Monday, July 25, 2005

Mid-April - 1994

I don’t want to be too harsh on the garden or give you the impression that this was a bundle of weeds out my front door, far from it. When we moved in, we saw the lushest array of plants I’d seen since the botanical gardens. The front yard was alive with a riot of flowers (love that expression) in every color and shape imaginable. Gigantic Matilija Poppies at 7 feet with what look like fried eggs atop each, gigantic purple plumes of what we came to call Dr. Suess Plant, blue and white rosemary, 15 different kinds of heirloom roses, canna lilies, ginger, magnolia flowers, acacias, hibiscus, lavenders, love-in-a-mist, borage, oleander... It’s not a big yard, but every part of it was covered in blooms that April. Butterflies floated through our path as we brought moving boxes in the front door, bees swarmed the blues and reds, drunk with nectar, and hummingbirds dove through the foliage at speeds I thought unimaginable. We moved in at just the right time, spring.

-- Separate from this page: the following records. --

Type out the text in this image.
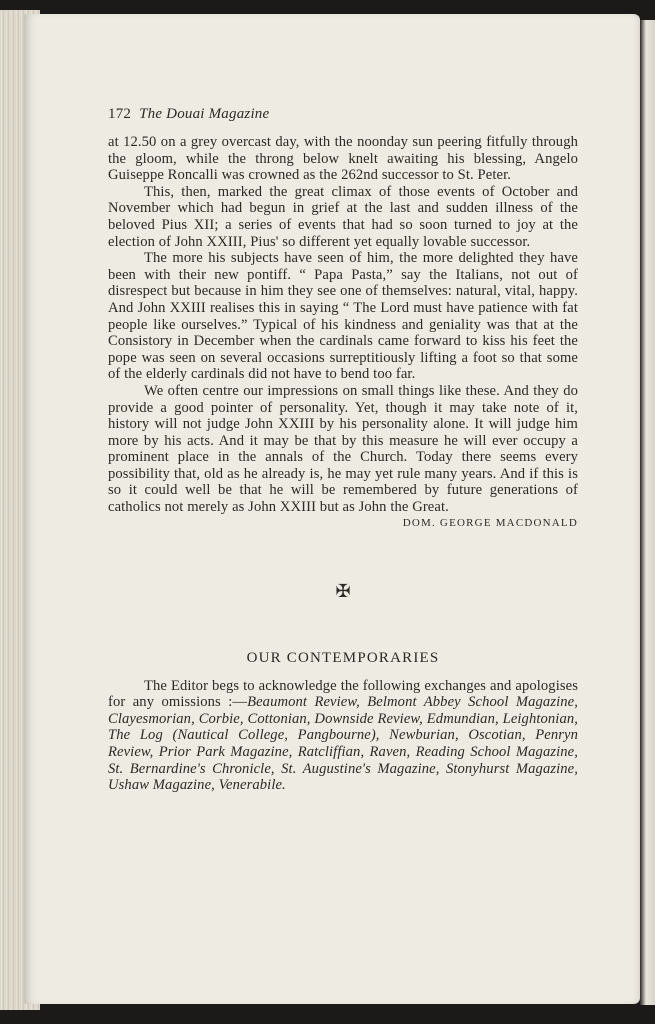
172 The Douai Magazine

at 12.50 on a grey overcast day, with the noonday sun peering fitfully through the gloom, while the throng below knelt awaiting his blessing, Angelo Guiseppe Roncalli was crowned as the 262nd successor to St. Peter.

This, then, marked the great climax of those events of October and November which had begun in grief at the last and sudden illness of the beloved Pius XII; a series of events that had so soon turned to joy at the election of John XXIII, Pius' so different yet equally lovable successor.

The more his subjects have seen of him, the more delighted they have been with their new pontiff. “ Papa Pasta,” say the Italians, not out of disrespect but because in him they see one of themselves: natural, vital, happy. And John XXIII realises this in saying “ The Lord must have patience with fat people like ourselves.” Typical of his kindness and geniality was that at the Consistory in December when the cardinals came forward to kiss his feet the pope was seen on several occasions surreptitiously lifting a foot so that some of the elderly cardinals did not have to bend too far.

We often centre our impressions on small things like these. And they do provide a good pointer of personality. Yet, though it may take note of it, history will not judge John XXIII by his personality alone. It will judge him more by his acts. And it may be that by this measure he will ever occupy a prominent place in the annals of the Church. Today there seems every possibility that, old as he already is, he may yet rule many years. And if this is so it could well be that he will be remembered by future generations of catholics not merely as John XXIII but as John the Great.

DOM. GEORGE MACDONALD
✠
OUR CONTEMPORARIES

The Editor begs to acknowledge the following exchanges and apologises for any omissions :—Beaumont Review, Belmont Abbey School Magazine, Clayesmorian, Corbie, Cottonian, Downside Review, Edmundian, Leightonian, The Log (Nautical College, Pangbourne), Newburian, Oscotian, Penryn Review, Prior Park Magazine, Ratcliffian, Raven, Reading School Magazine, St. Bernardine's Chronicle, St. Augustine's Magazine, Stonyhurst Magazine, Ushaw Magazine, Venerabile.
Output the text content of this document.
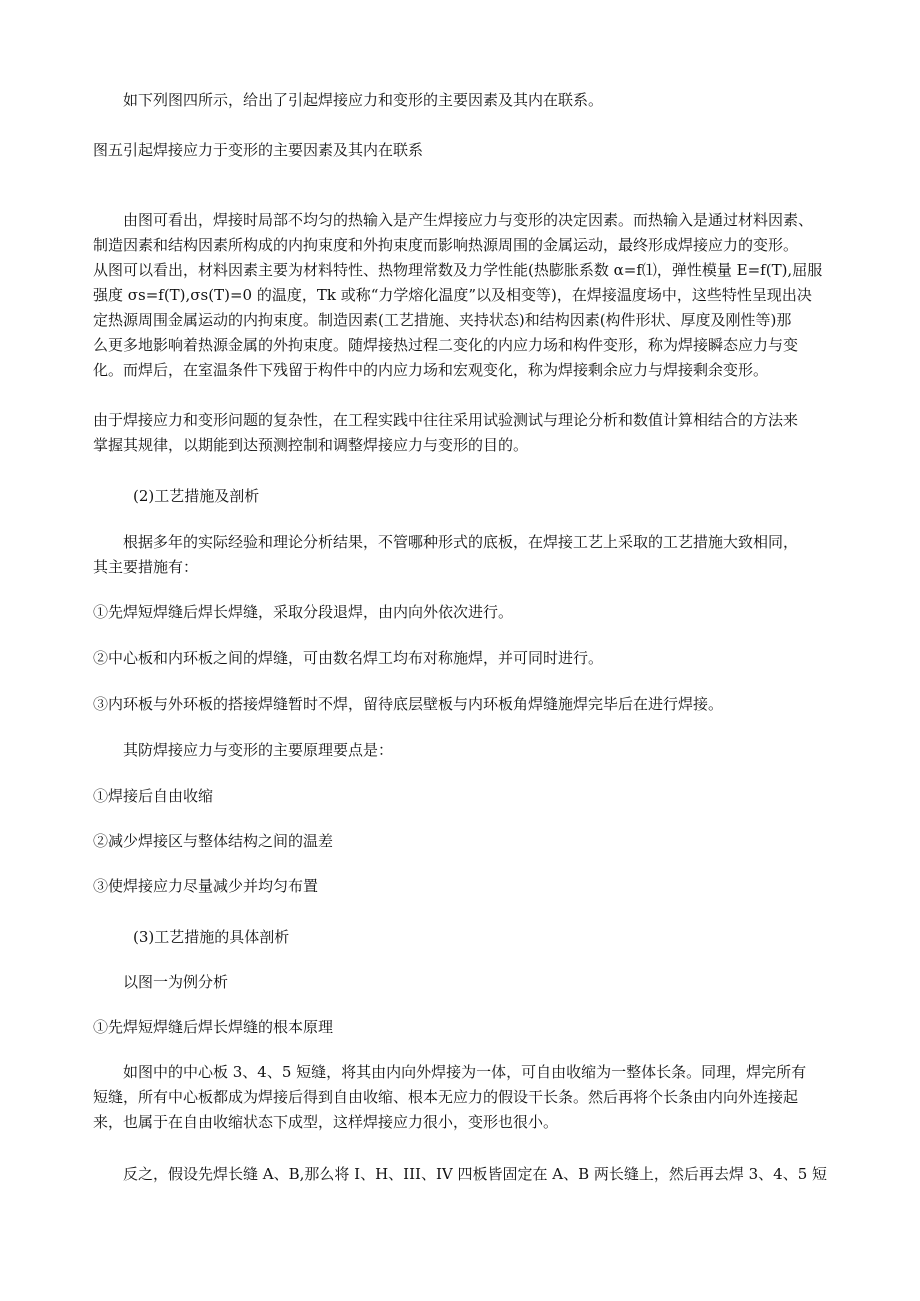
如下列图四所示，给出了引起焊接应力和变形的主要因素及其内在联系。

图五引起焊接应力于变形的主要因素及其内在联系

由图可看出，焊接时局部不均匀的热输入是产生焊接应力与变形的决定因素。而热输入是通过材料因素、
制造因素和结构因素所构成的内拘束度和外拘束度而影响热源周围的金属运动，最终形成焊接应力的变形。
从图可以看出，材料因素主要为材料特性、热物理常数及力学性能(热膨胀系数 α=f⑴，弹性模量 E=f(T),屈服
强度 σs=f(T),σs(T)=0 的温度，Tk 或称“力学熔化温度”以及相变等)，在焊接温度场中，这些特性呈现出决
定热源周围金属运动的内拘束度。制造因素(工艺措施、夹持状态)和结构因素(构件形状、厚度及刚性等)那
么更多地影响着热源金属的外拘束度。随焊接热过程二变化的内应力场和构件变形，称为焊接瞬态应力与变
化。而焊后，在室温条件下残留于构件中的内应力场和宏观变化，称为焊接剩余应力与焊接剩余变形。

由于焊接应力和变形问题的复杂性，在工程实践中往往采用试验测试与理论分析和数值计算相结合的方法来
掌握其规律，以期能到达预测控制和调整焊接应力与变形的目的。

(2)工艺措施及剖析

根据多年的实际经验和理论分析结果，不管哪种形式的底板，在焊接工艺上采取的工艺措施大致相同，
其主要措施有：

①先焊短焊缝后焊长焊缝，采取分段退焊，由内向外依次进行。

②中心板和内环板之间的焊缝，可由数名焊工均布对称施焊，并可同时进行。

③内环板与外环板的搭接焊缝暂时不焊，留待底层壁板与内环板角焊缝施焊完毕后在进行焊接。

其防焊接应力与变形的主要原理要点是：

①焊接后自由收缩

②减少焊接区与整体结构之间的温差

③使焊接应力尽量减少并均匀布置

(3)工艺措施的具体剖析

以图一为例分析

①先焊短焊缝后焊长焊缝的根本原理

如图中的中心板 3、4、5 短缝，将其由内向外焊接为一体，可自由收缩为一整体长条。同理，焊完所有
短缝，所有中心板都成为焊接后得到自由收缩、根本无应力的假设干长条。然后再将个长条由内向外连接起
来，也属于在自由收缩状态下成型，这样焊接应力很小，变形也很小。

反之，假设先焊长缝 A、B,那么将 I、H、III、IV 四板皆固定在 A、B 两长缝上，然后再去焊 3、4、5 短
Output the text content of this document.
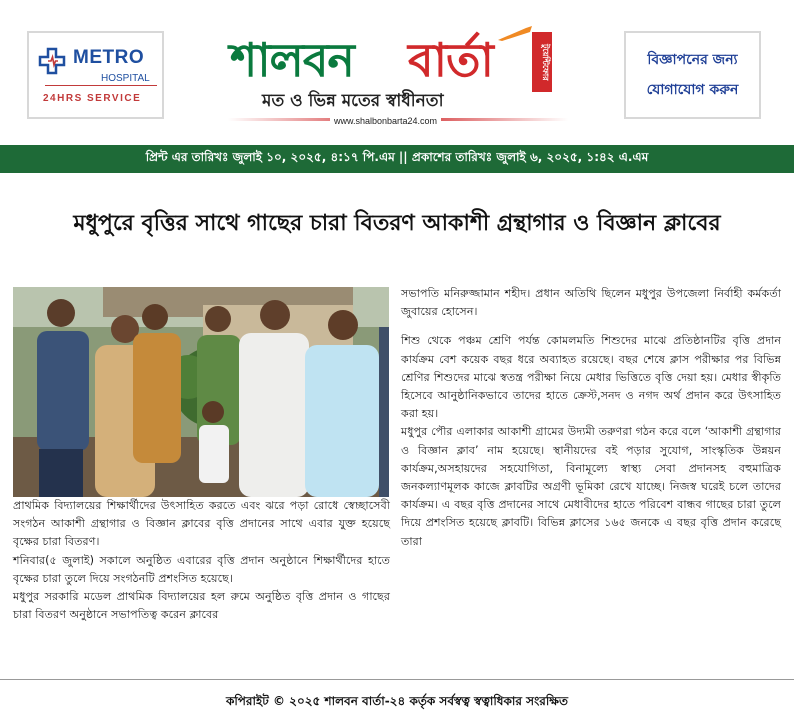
METRO
HOSPITAL
24HRS SERVICE
শালবন বার্তা	টুয়েন্টিফোর
মত ও ভিন্ন মতের স্বাধীনতা
www.shalbonbarta24.com
বিজ্ঞাপনের জন্য
যোগাযোগ করুন
প্রিন্ট এর তারিখঃ জুলাই ১০, ২০২৫, ৪:১৭ পি.এম || প্রকাশের তারিখঃ জুলাই ৬, ২০২৫, ১:৪২ এ.এম
মধুপুরে বৃত্তির সাথে গাছের চারা বিতরণ আকাশী গ্রন্থাগার ও বিজ্ঞান ক্লাবের

প্রাথমিক বিদ্যালয়ের শিক্ষার্থীদের উৎসাহিত করতে এবং ঝরে পড়া রোধে স্বেচ্ছাসেবী সংগঠন আকাশী গ্রন্থাগার ও বিজ্ঞান ক্লাবের বৃত্তি প্রদানের সাথে এবার যুক্ত হয়েছে বৃক্ষের চারা বিতরণ।

শনিবার(৫ জুলাই) সকালে অনুষ্ঠিত এবারের বৃত্তি প্রদান অনুষ্ঠানে শিক্ষার্থীদের হাতে বৃক্ষের চারা তুলে দিয়ে সংগঠনটি প্রশংসিত হয়েছে।

মধুপুর সরকারি মডেল প্রাথমিক বিদ্যালয়ের হল রুমে অনুষ্ঠিত বৃত্তি প্রদান ও গাছের চারা বিতরণ অনুষ্ঠানে সভাপতিত্ব করেন ক্লাবের

সভাপতি মনিরুজ্জামান শহীদ। প্রধান অতিথি ছিলেন মধুপুর উপজেলা নির্বাহী কর্মকর্তা জুবায়ের হোসেন।

শিশু থেকে পঞ্চম শ্রেণি পর্যন্ত কোমলমতি শিশুদের মাঝে প্রতিষ্ঠানটির বৃত্তি প্রদান কার্যক্রম বেশ কয়েক বছর ধরে অব্যাহত রয়েছে। বছর শেষে ক্লাস পরীক্ষার পর বিভিন্ন শ্রেণির শিশুদের মাঝে স্বতন্ত্র পরীক্ষা নিয়ে মেধার ভিত্তিতে বৃত্তি দেয়া হয়। মেধার স্বীকৃতি হিসেবে আনুষ্ঠানিকভাবে তাদের হাতে ক্রেস্ট,সনদ ও নগদ অর্থ প্রদান করে উৎসাহিত করা হয়।

মধুপুর পৌর এলাকার আকাশী গ্রামের উদ্যমী তরুণরা গঠন করে বলে ‘আকাশী গ্রন্থাগার ও বিজ্ঞান ক্লাব’ নাম হয়েছে। স্থানীয়দের বই পড়ার সুযোগ, সাংস্কৃতিক উন্নয়ন কার্যক্রম,অসহায়দের সহযোগিতা, বিনামূল্যে স্বাস্থ্য সেবা প্রদানসহ বহুমাত্রিক জনকল্যাণমূলক কাজে ক্লাবটির অগ্রণী ভূমিকা রেখে যাচ্ছে। নিজস্ব ঘরেই চলে তাদের কার্যক্রম। এ বছর বৃত্তি প্রদানের সাথে মেধাবীদের হাতে পরিবেশ বান্ধব গাছের চারা তুলে দিয়ে প্রশংসিত হয়েছে ক্লাবটি। বিভিন্ন ক্লাসের ১৬৫ জনকে এ বছর বৃত্তি প্রদান করেছে তারা

কপিরাইট © ২০২৫ শালবন বার্তা-২৪ কর্তৃক সর্বস্বত্ব স্বত্বাধিকার সংরক্ষিত
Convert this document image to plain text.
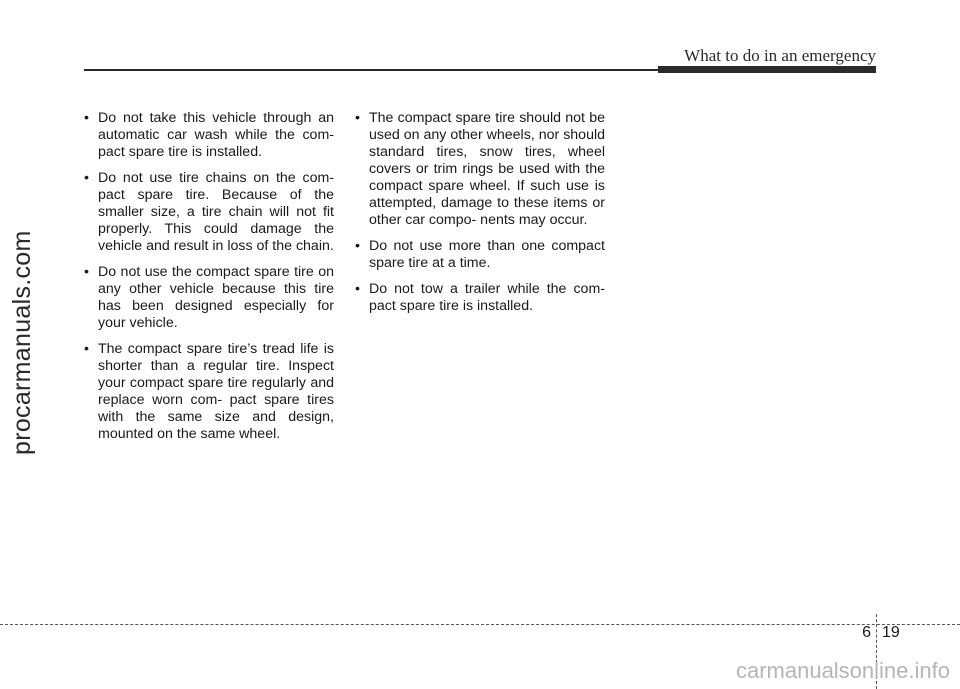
What to do in an emergency
• Do not take this vehicle through an automatic car wash while the com- pact spare tire is installed.
• Do not use tire chains on the com- pact spare tire. Because of the smaller size, a tire chain will not fit properly. This could damage the vehicle and result in loss of the chain.
• Do not use the compact spare tire on any other vehicle because this tire has been designed especially for your vehicle.
• The compact spare tire’s tread life is shorter than a regular tire. Inspect your compact spare tire regularly and replace worn com- pact spare tires with the same size and design, mounted on the same wheel.
• The compact spare tire should not be used on any other wheels, nor should standard tires, snow tires, wheel covers or trim rings be used with the compact spare wheel. If such use is attempted, damage to these items or other car compo- nents may occur.
• Do not use more than one compact spare tire at a time.
• Do not tow a trailer while the com- pact spare tire is installed.
procarmanuals.com
6 19
carmanualsonline.info
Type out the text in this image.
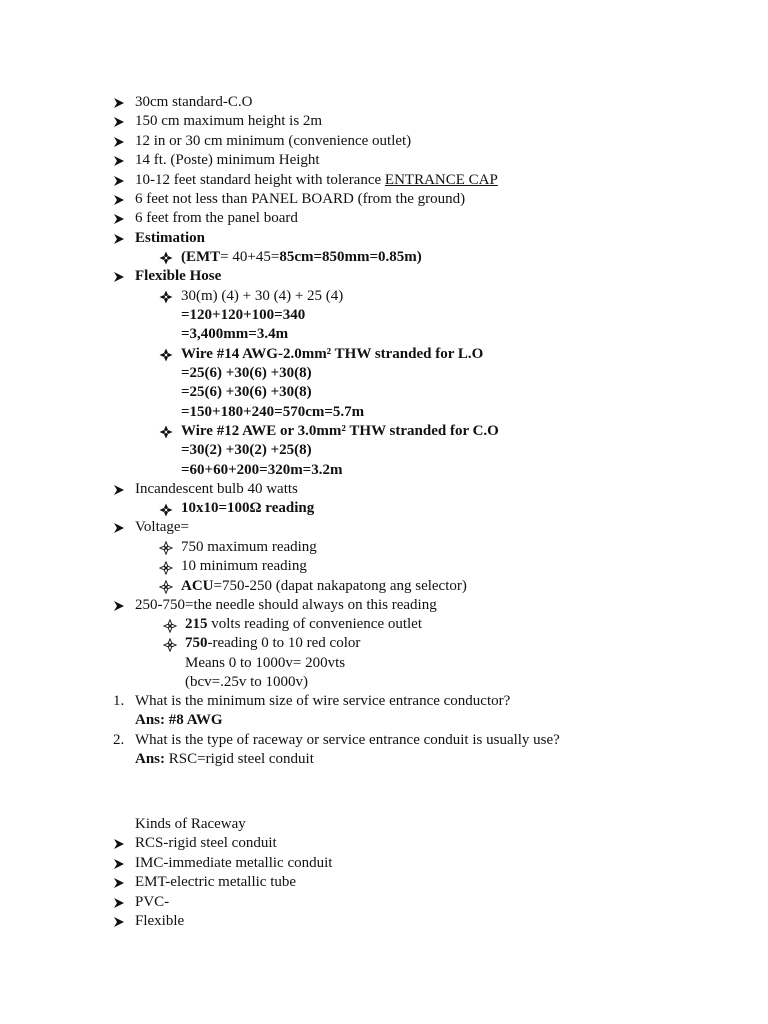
30cm standard-C.O
150 cm maximum height is 2m
12 in or 30 cm minimum (convenience outlet)
14 ft. (Poste) minimum Height
10-12 feet standard height with tolerance ENTRANCE CAP
6 feet not less than PANEL BOARD (from the ground)
6 feet from the panel board
Estimation
(EMT= 40+45=85cm=850mm=0.85m)
Flexible Hose
30(m) (4) + 30 (4) + 25 (4)
=120+120+100=340
=3,400mm=3.4m
Wire #14 AWG-2.0mm² THW stranded for L.O
=25(6) +30(6) +30(8)
=25(6) +30(6) +30(8)
=150+180+240=570cm=5.7m
Wire #12 AWE or 3.0mm² THW stranded for C.O
=30(2) +30(2) +25(8)
=60+60+200=320m=3.2m
Incandescent bulb 40 watts
10x10=100Ω reading
Voltage=
750 maximum reading
10 minimum reading
ACU=750-250 (dapat nakapatong ang selector)
250-750=the needle should always on this reading
215 volts reading of convenience outlet
750-reading 0 to 10 red color
Means 0 to 1000v= 200vts
(bcv=.25v to 1000v)
1. What is the minimum size of wire service entrance conductor?
Ans: #8 AWG
2. What is the type of raceway or service entrance conduit is usually use?
Ans: RSC=rigid steel conduit
Kinds of Raceway
RCS-rigid steel conduit
IMC-immediate metallic conduit
EMT-electric metallic tube
PVC-
Flexible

That first weekend I took my coffee and sat on the wood bench in the front yard, writing. I thought, “Now I’ve really made it. A house of my own, a garden of my own.” After growing up as an Air Force brat and living for years among the expatriates of Los Angeles, it felt like I was finally at home.

I was at home. But it wasn’t going to be as simple as just sitting there with my cup of coffee and drinking up the cool spring morning.

Endings like that are for movies and books.

And we know better than to believe those, right?